On February 28, 2013, India's Finance Minister presented the country's budget for the fiscal year beginning April 1, 2013 (Budget). The Budget includes several proposals that affect international investors investing in India, including the following which are significant:
(1) The General Anti Avoidance Rule (GAAR) proposed last year is to come into effect from the financial year beginning April 1, 2015, in line with the recommendations of an expert committee on GAAR constituted by the Prime Minister (the Shome Committee). However, certain other proposals recommended by the Shome Committee that would have been favorable to international investors have not been accepted.
(2) Foreign investment in an Indian company of less than 10% is to be deemed to be under the foreign institutional investor (FII) route and foreign investment above this limit is to be deemed to be under the foreign direct investment (FDI) route.
(3) Tax rates applicable to business income of foreign companies above certain thresholds and on royalties and fees for technical services paid to a non-resident have been increased.
(4) Tax is to be imposed on Indian companies buying back unlisted shares.
The Budget also proposed that a tax residency certificate (TRC) will be necessary but not sufficient for a non-resident entity to claim a tax treaty benefit. However, this attracted adverse investor reaction and the Ministry of Finance issued a press release on March 1, 2013 clarifying that a TRC would be accepted as evidence of residency "and the Income Tax Authorities in India will not go behind the TRC and question [the] resident status". Changes to the proposed Finance Bill to reflect this clarification are awaited.
In addition, although widely expected, the Budget did not amend certain controversial provisions of the Indian tax law that were introduced last year relating to taxation of income from certain indirect transfers of shares of an Indian company. Such transactions continue to be taxable in India (including on a retrospective basis).
The Budget proposals are expected to be enacted by the Indian Parliament by June 2013.

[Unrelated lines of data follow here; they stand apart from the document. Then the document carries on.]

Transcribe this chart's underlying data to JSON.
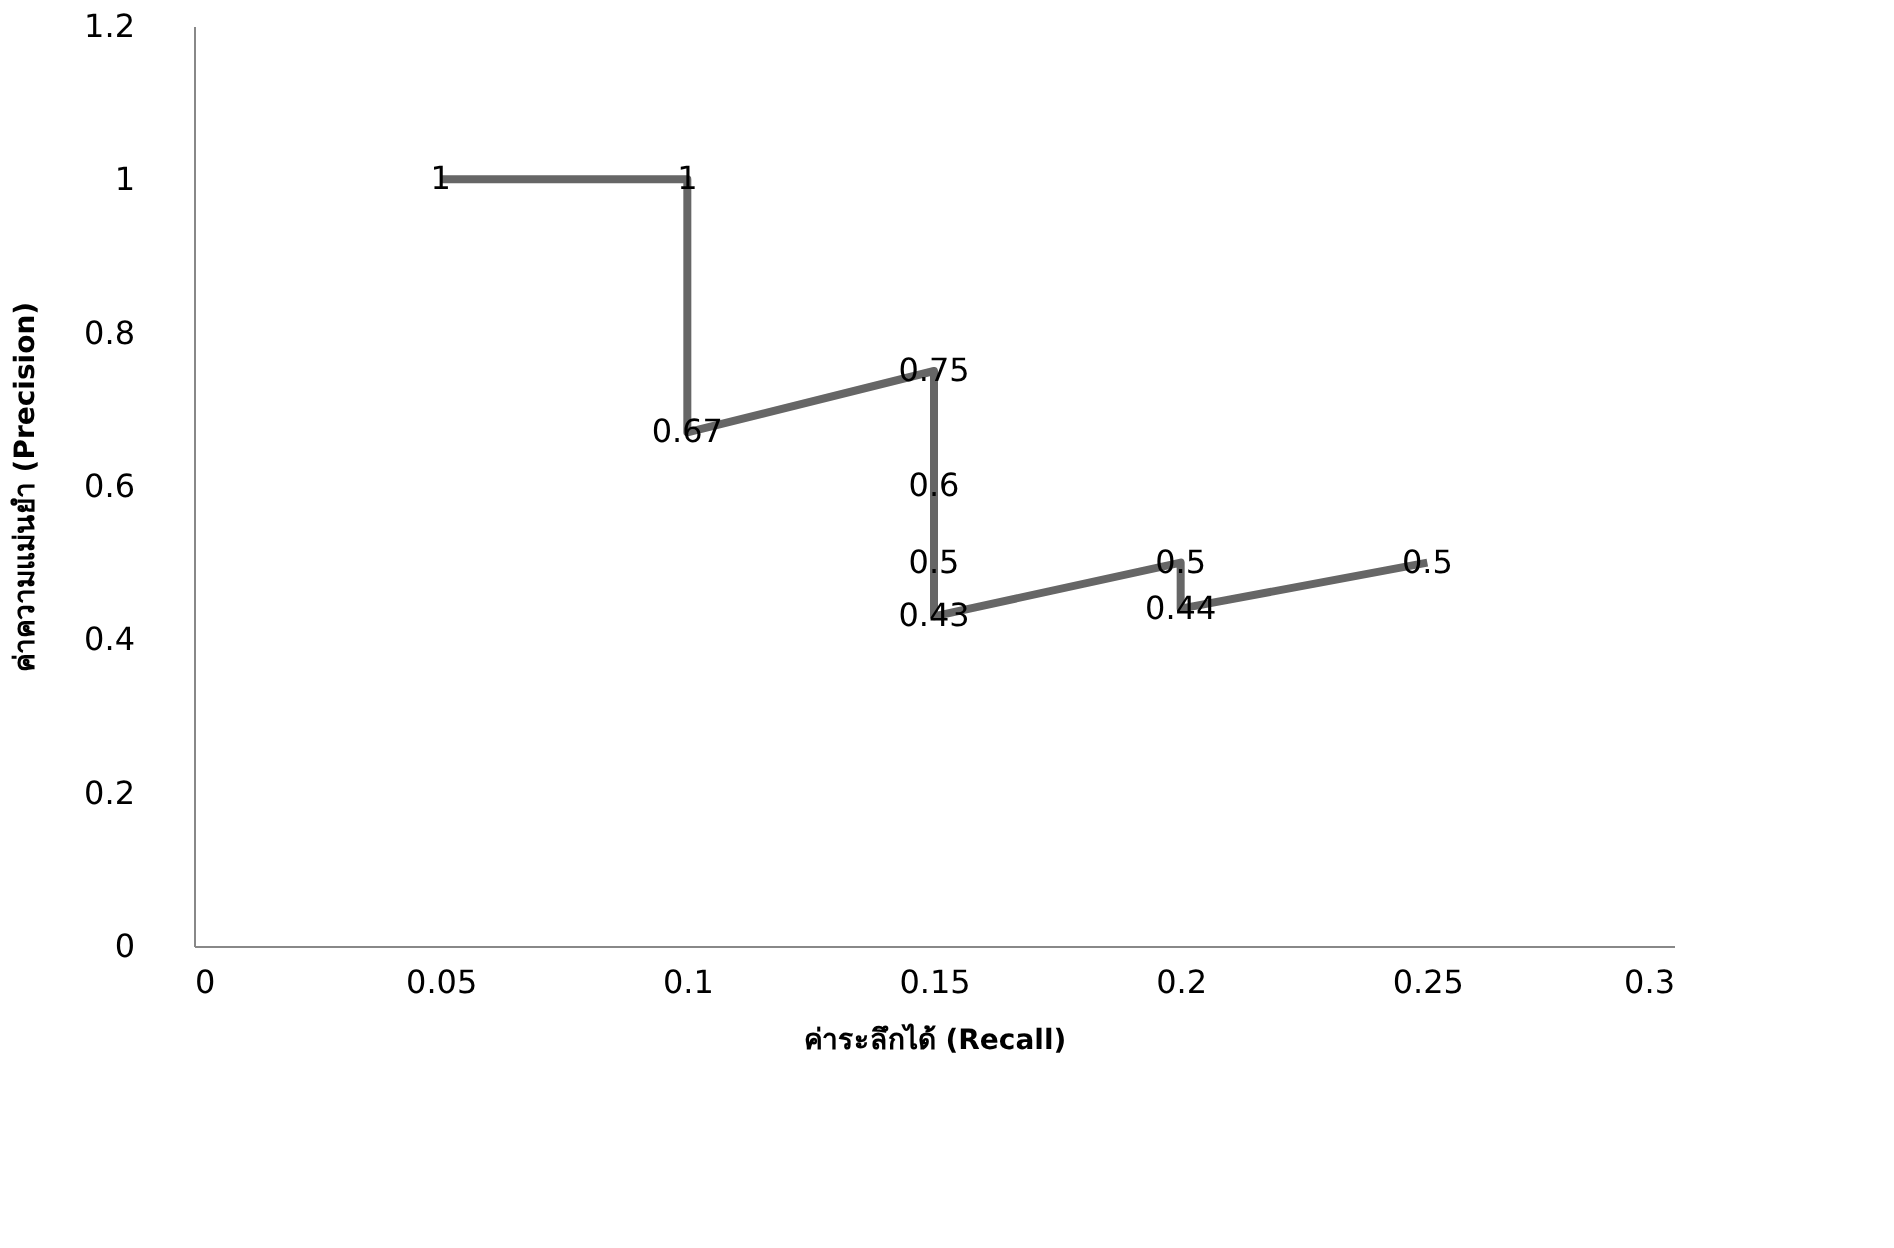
{
  "chart_data": {
    "type": "line",
    "xlabel": "ค่าระลึกได้ (Recall)",
    "ylabel": "ค่าความแม่นยำ (Precision)",
    "x": [
      0.05,
      0.1,
      0.1,
      0.15,
      0.15,
      0.15,
      0.15,
      0.2,
      0.2,
      0.25
    ],
    "series": [
      {
        "color": "#666666",
        "values": [
          1,
          1,
          0.67,
          0.75,
          0.6,
          0.5,
          0.43,
          0.5,
          0.44,
          0.5
        ]
      }
    ],
    "data_labels": true,
    "xlim": [
      0,
      0.3
    ],
    "xticks": [
      0,
      0.05,
      0.1,
      0.15,
      0.2,
      0.25,
      0.3
    ],
    "ylim": [
      0,
      1.2
    ],
    "yticks": [
      0,
      0.2,
      0.4,
      0.6,
      0.8,
      1,
      1.2
    ],
    "grid": false,
    "legend": false,
    "marker": "none",
    "line_style": "solid"
  }
}
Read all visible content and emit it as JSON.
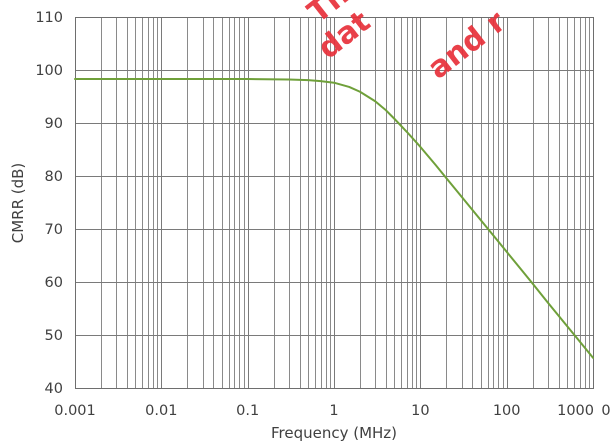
{
  "chart_data": {
    "type": "line",
    "title": "",
    "xlabel": "Frequency (MHz)",
    "ylabel": "CMRR (dB)",
    "x_scale": "log",
    "xlim": [
      0.001,
      1000
    ],
    "ylim": [
      40,
      110
    ],
    "x_ticks": [
      0.001,
      0.01,
      0.1,
      1,
      10,
      100,
      1000
    ],
    "x_tick_labels": [
      "0.001",
      "0.01",
      "0.1",
      "1",
      "10",
      "100",
      "1000"
    ],
    "x_edge_text": "0",
    "y_ticks": [
      40,
      50,
      60,
      70,
      80,
      90,
      100,
      110
    ],
    "y_tick_labels": [
      "40",
      "50",
      "60",
      "70",
      "80",
      "90",
      "100",
      "110"
    ],
    "grid": true,
    "minor_grid_x": true,
    "legend": "none",
    "series": [
      {
        "color": "#6fa03a",
        "x": [
          0.001,
          0.01,
          0.1,
          0.3,
          0.5,
          0.7,
          1,
          1.5,
          2,
          3,
          4,
          5,
          7,
          10,
          15,
          20,
          30,
          50,
          70,
          100,
          150,
          200,
          300,
          500,
          700,
          1000
        ],
        "y": [
          98.3,
          98.3,
          98.3,
          98.2,
          98.1,
          97.9,
          97.6,
          96.8,
          95.9,
          94.1,
          92.4,
          90.8,
          88.3,
          85.5,
          82.1,
          79.6,
          76.1,
          71.7,
          68.8,
          65.7,
          62.2,
          59.7,
          56.1,
          51.7,
          48.8,
          45.7
        ]
      }
    ]
  },
  "watermark": {
    "color": "#e8303a",
    "fragments": [
      "Th",
      "dat",
      "and r"
    ]
  }
}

The GAAR provisions are to come into effect from April 1, 2016 and will be applicable to transactions undertaken in the financial year commencing April 1, 2015 and in the following years.
In addition, the "impermissible avoidance arrangements" to which GAAR will apply have been narrowed to arrangements whose "main purpose" (and not merely "one of the main purposes") is to obtain a tax benefit.
The Shome Committee's recommendation to grandfather existing investments so that upon an exit GAAR would not be applied to deny any benefits, and the recommendation not to use GAAR to question the residency of a non-resident entity (if the non-resident entity provided a TRC) have not been accepted.
The guidelines and conditions for implementation of GAAR are, however, yet to be finalized.
Application of the FDI/FII Regime
The Budget proposes to apply the FII or FDI regime depending on whether the level of foreign investment is less than 10% (such investments being classified as FII investments) or in excess of such limit (such investments being classified as FDI investments). However, the details of this proposal are to be considered and formulated by an expert committee to be appointed by the Ministry of Finance. The full implications of this change, including whether it applies only to investments in listed companies or all companies, are not yet clear.
Increase in certain tax rates
(1) Corporate tax rates on foreign companies
If the income of a foreign company from India exceeds INR 100 million, the effective tax rate on such income is proposed to be increased from 42.02% to 43.26% (inclusive of surcharge and cess).
(2) Royalties and technical service fees
The tax rate on royalties and fees for technical services paid to a non-resident is proposed to be increased from 10% to 25% (plus surcharge and cess) but this should not affect any lower tax rates under applicable double tax avoidance agreements.
Tax on buy-back of unlisted shares
A new tax with an effective rate of 22.66% (inclusive of surcharge and cess) is proposed to be levied on an Indian company buying back its unlisted shares. This tax will be levied on the difference between the consideration paid for a buy-back and the sum received at the time of issuance of the relevant shares. As in the case of dividends, the income received by a shareholder from the issuer company on account of a share buy-back will not be taxed in India.
Prior to this proposal, while the income of a shareholder tendering shares in the buy-back was subject to capital gains tax in India, such income could be exempt from capital gains tax under an applicable tax treaty.
Implications of the Budget
If the Budget proposals are enacted into law in their current form, then foreign investors in India will face increased tax costs and uncertainty in their activities relating to India. In addition to the proposals summarised above, there are a number of other significant proposals included in the Budget and parties should consult their advisors to fully understand these changes and their implications.